Eliza believed Jack, believed everything he had said. She wanted proof before she told Terry the whole story, and this—his solitary Sunday morning walk, maybe, or a glimpse of him tidying up the living room, taking a small-size pizza box out to the garbage can—would underscore his innocence, his love for her.

"Can we at least listen to the radio?" Without waiting for an answer, Terry turned on the ignition. "Touch Me in the Morning" came on. "This song is so sexy," she said. "That's one of the things I can't wait to do. Wake up with Steve. Morning is when boys get the biggest hard-ons."

Eliza wasn't in the mood to talk about Steve or hard-ons. She wished she were home in bed, under the bedspread, reliving Friday afternoon yet again, the manly slap of his belly against hers, his ferocious growl at the end.

Terry grabbed her arm. "Look!"

And there they were—Jack and the woman in the Vega at Jack in the Box, who was most definitely not a sister named Jeanette, judging by the way they were kissing on the driveway, she in bell bottoms and Frye boots, he barefoot in pajama bottoms, wrapping a blanket around them both. "Holy shit!" Terry breathed, and Eliza nodded, unable to look away, because it was romance she was seeing, or something that looked a lot like it, anyway, and she was in the habit of studying romance whenever she came upon it. The way the woman raised herself a little on her toes to reach his mouth, the way he held her face in his hands: She mentally archived it all. Her long, straight hair. Duly noted.

"How'd you know where he lives?" Terry asked.

"He told me once," she said, and even though she could feel Terry's hard, questioning stare, she didn't say another word.

She pretended to be sick to avoid seeing him. She dismissed her parents' admonishments about how grades really counted now, and didn't she think she was playing with fire, risking C's, lying around the house when she didn't even have a fever? She ignored Terry's phone calls. She lay on the couch for days, the image of them kissing beneath the blanket wrapped around their shoulders burning itself in her brain. The blanket would have been warm from the bed from which they'd just risen.

In the end, it was her father she told first. Not about how Jack had wooed her, or how they had been together. She would never tell a soul about that. She had promised.

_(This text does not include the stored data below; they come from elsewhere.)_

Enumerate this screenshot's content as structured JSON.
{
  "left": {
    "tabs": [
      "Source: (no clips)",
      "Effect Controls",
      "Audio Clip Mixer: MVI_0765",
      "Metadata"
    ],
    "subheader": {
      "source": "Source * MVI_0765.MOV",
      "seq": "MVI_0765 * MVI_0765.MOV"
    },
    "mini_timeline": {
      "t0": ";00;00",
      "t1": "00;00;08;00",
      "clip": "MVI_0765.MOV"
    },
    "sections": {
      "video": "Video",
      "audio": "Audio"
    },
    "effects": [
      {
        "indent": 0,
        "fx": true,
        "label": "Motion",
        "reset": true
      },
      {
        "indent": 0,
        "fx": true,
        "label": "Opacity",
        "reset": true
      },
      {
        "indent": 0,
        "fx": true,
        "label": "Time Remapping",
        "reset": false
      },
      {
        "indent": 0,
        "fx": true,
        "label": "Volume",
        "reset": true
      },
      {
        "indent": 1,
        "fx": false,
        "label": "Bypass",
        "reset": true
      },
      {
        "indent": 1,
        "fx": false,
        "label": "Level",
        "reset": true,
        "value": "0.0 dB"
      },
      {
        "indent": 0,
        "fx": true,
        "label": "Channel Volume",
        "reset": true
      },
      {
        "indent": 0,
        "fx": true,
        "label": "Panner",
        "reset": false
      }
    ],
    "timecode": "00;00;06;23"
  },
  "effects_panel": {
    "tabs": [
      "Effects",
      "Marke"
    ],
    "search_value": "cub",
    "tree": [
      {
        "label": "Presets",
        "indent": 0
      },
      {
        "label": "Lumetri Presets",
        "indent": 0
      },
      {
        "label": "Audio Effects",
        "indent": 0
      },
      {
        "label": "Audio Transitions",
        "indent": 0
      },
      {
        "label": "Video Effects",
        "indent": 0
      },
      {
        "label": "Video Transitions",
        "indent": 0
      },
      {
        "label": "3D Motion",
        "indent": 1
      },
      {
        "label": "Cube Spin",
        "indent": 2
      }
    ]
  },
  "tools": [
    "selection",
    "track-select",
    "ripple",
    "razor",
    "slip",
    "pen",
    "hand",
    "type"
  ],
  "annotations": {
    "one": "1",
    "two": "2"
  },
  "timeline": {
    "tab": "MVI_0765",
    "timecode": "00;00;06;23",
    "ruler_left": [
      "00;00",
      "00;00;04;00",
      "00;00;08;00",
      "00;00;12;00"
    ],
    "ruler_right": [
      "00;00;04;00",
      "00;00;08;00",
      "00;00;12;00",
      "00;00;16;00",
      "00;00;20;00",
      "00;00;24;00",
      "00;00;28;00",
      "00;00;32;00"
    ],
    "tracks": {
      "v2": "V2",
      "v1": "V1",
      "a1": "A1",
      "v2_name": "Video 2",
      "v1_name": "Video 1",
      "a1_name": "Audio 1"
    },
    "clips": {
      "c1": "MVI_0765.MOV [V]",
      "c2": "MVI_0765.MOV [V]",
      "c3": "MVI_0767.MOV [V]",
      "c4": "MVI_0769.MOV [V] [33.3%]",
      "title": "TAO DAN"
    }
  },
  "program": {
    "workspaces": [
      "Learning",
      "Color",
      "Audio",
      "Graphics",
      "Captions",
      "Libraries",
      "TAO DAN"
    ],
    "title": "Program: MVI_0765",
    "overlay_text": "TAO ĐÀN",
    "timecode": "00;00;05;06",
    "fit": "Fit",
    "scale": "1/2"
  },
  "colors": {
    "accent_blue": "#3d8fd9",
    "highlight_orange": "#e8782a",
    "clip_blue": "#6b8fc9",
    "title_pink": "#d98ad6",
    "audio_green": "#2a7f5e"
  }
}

But she told him how Jack had joked about Vietnam, how he'd said you could get out of it if you were smart enough, without going to Canada. And how he knew someone, a cardiologist, an old friend from high school, who'd lied and said he had a heart murmur. Eliza's father, a radiologist, was offended and disgusted that a fellow member of the medical profession had enabled such a sniveling, cowardly act.

He called the police, and she told again. Then her parents escorted her down to the station, where she told someone else, a man who wore a regular suit, not a uniform. "What's this guy teach?" he asked after she'd finished.

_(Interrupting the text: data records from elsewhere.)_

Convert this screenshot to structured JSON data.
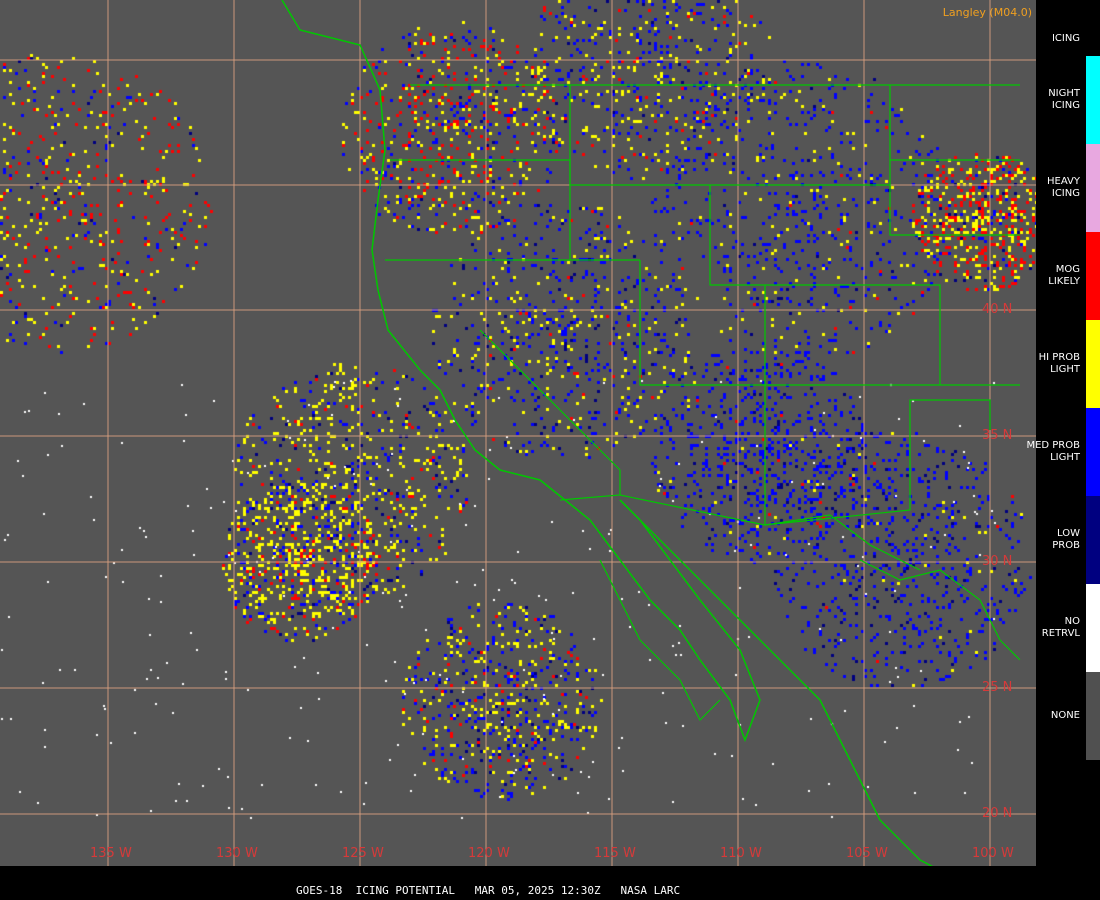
{
  "credit": "Langley (M04.0)",
  "footer": "GOES-18  ICING POTENTIAL   MAR 05, 2025 12:30Z   NASA LARC",
  "legend": {
    "title": "ICING",
    "items": [
      {
        "label": "NIGHT\nICING",
        "color": "#00ffff"
      },
      {
        "label": "HEAVY\nICING",
        "color": "#e8a8e0"
      },
      {
        "label": "MOG\nLIKELY",
        "color": "#ff0000"
      },
      {
        "label": "HI PROB\nLIGHT",
        "color": "#ffff00"
      },
      {
        "label": "MED PROB\nLIGHT",
        "color": "#0000ff"
      },
      {
        "label": "LOW\nPROB",
        "color": "#000080"
      },
      {
        "label": "NO\nRETRVL",
        "color": "#ffffff"
      },
      {
        "label": "NONE",
        "color": "#505050"
      }
    ]
  },
  "latitudes": [
    "40 N",
    "35 N",
    "30 N",
    "25 N",
    "20 N"
  ],
  "longitudes": [
    "135 W",
    "130 W",
    "125 W",
    "120 W",
    "115 W",
    "110 W",
    "105 W",
    "100 W"
  ],
  "colors": {
    "background": "#555555",
    "grid": "#d8a080",
    "coast": "#00c800",
    "state": "#00c800",
    "label": "#d63a3a"
  }
}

"American Government," she said, and he half-laughed and said, "Figures."

Two weeks later, when she went back to school, a new teacher had taken over the American Government class. No one talked about Mr. Galloway or seemed to miss him. She eased into her seat, relieved that it was over.

But at the end of the week, she was shocked to see the yellow Vega parked down the street from the school. When the lights flashed, she steeled herself and walked toward it.

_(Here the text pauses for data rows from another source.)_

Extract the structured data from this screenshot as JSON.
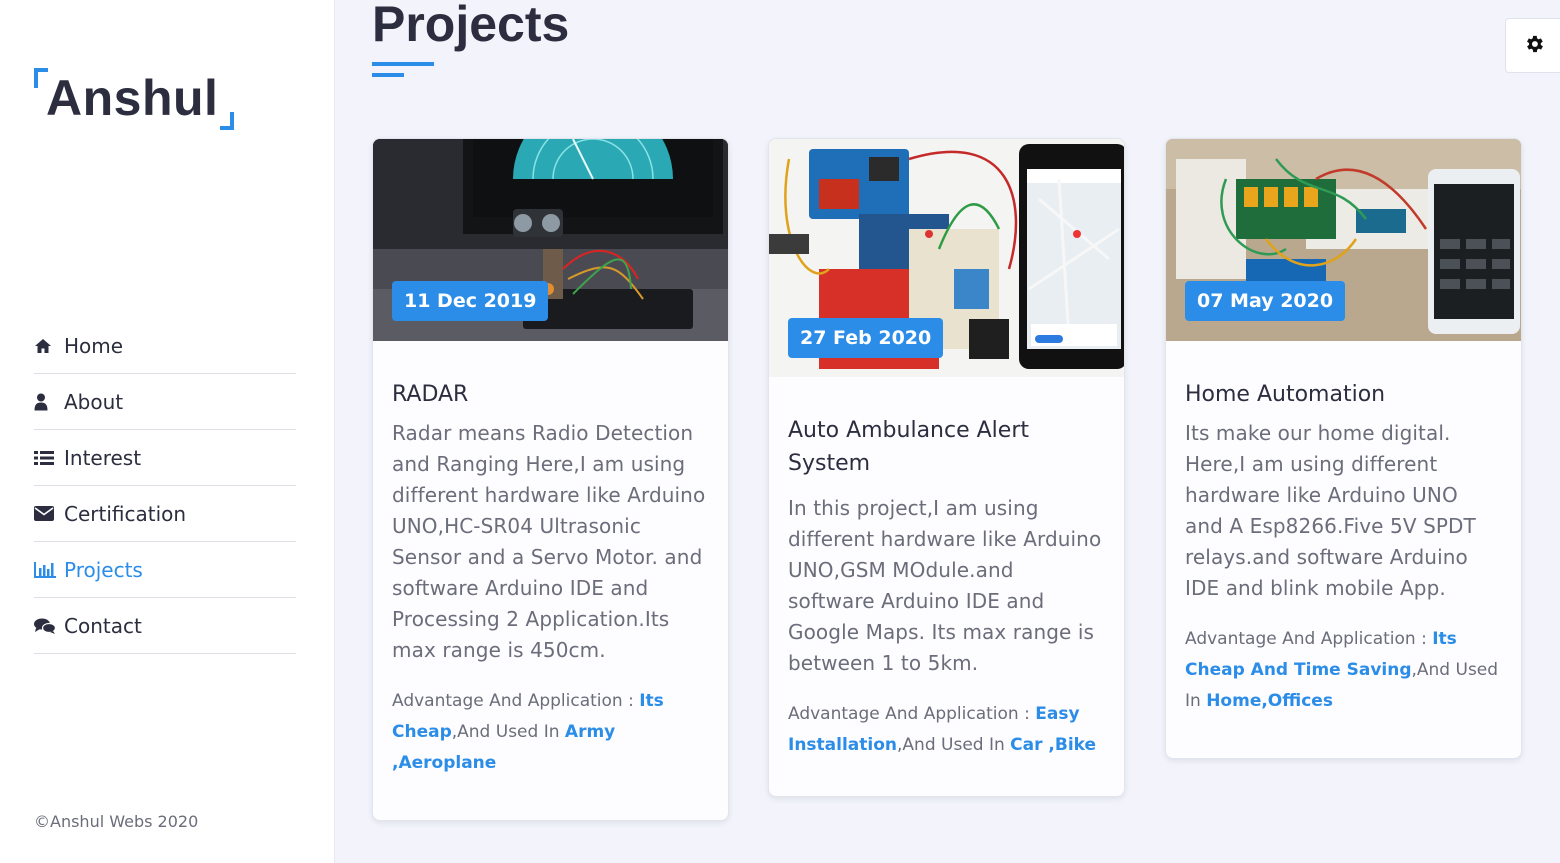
{
  "brand": {
    "logo_text": "Anshul",
    "accent": "#2b8de8"
  },
  "nav": [
    {
      "label": "Home",
      "icon": "home-icon"
    },
    {
      "label": "About",
      "icon": "user-icon"
    },
    {
      "label": "Interest",
      "icon": "list-icon"
    },
    {
      "label": "Certification",
      "icon": "envelope-icon"
    },
    {
      "label": "Projects",
      "icon": "bar-chart-icon",
      "active": true
    },
    {
      "label": "Contact",
      "icon": "chat-icon"
    }
  ],
  "footer": {
    "copyright": "©Anshul Webs 2020"
  },
  "page": {
    "title": "Projects"
  },
  "projects": [
    {
      "date": "11 Dec 2019",
      "title": "RADAR",
      "description": "Radar means Radio Detection and Ranging Here,I am using different hardware like Arduino UNO,HC-SR04 Ultrasonic Sensor and a Servo Motor. and software Arduino IDE and Processing 2 Application.Its max range is 450cm.",
      "adv_label": "Advantage And Application : ",
      "adv_highlight": "Its Cheap",
      "adv_mid": ",And Used In ",
      "adv_uses": "Army ,Aeroplane"
    },
    {
      "date": "27 Feb 2020",
      "title": "Auto Ambulance Alert System",
      "description": "In this project,I am using different hardware like Arduino UNO,GSM MOdule.and software Arduino IDE and Google Maps. Its max range is between 1 to 5km.",
      "adv_label": "Advantage And Application : ",
      "adv_highlight": "Easy Installation",
      "adv_mid": ",And Used In ",
      "adv_uses": "Car ,Bike"
    },
    {
      "date": "07 May 2020",
      "title": "Home Automation",
      "description": "Its make our home digital. Here,I am using different hardware like Arduino UNO and A Esp8266.Five 5V SPDT relays.and software Arduino IDE and blink mobile App.",
      "adv_label": "Advantage And Application : ",
      "adv_highlight": "Its Cheap And Time Saving",
      "adv_mid": ",And Used In ",
      "adv_uses": "Home,Offices"
    }
  ]
}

"Want to get in?" he asked as she approached the open driver's-side window.

She shook her head no.

"Why did you tell?" he asked. "That draft stuff. It's ancient history. And I trusted you guys." He looked down at his lap, then back at her. "You especially."

Her heart ached, hard like a stone, because she'd hurt him. And then in her throat: a rising of everything pushed down.

"Two years in fucking jail, maybe! Why?"

"Because you lied."

"Eliza." He leaned toward her. "I did not lie to you."

She knew that everything—what her future held, what she would come to believe about herself—depended on what he—they—said. Seventeen said so.

"I would never lie to you," he said.

She could feel all her body's cells lunging toward belief.

But when he tried to touch her, she stepped back, out of reach, saving herself.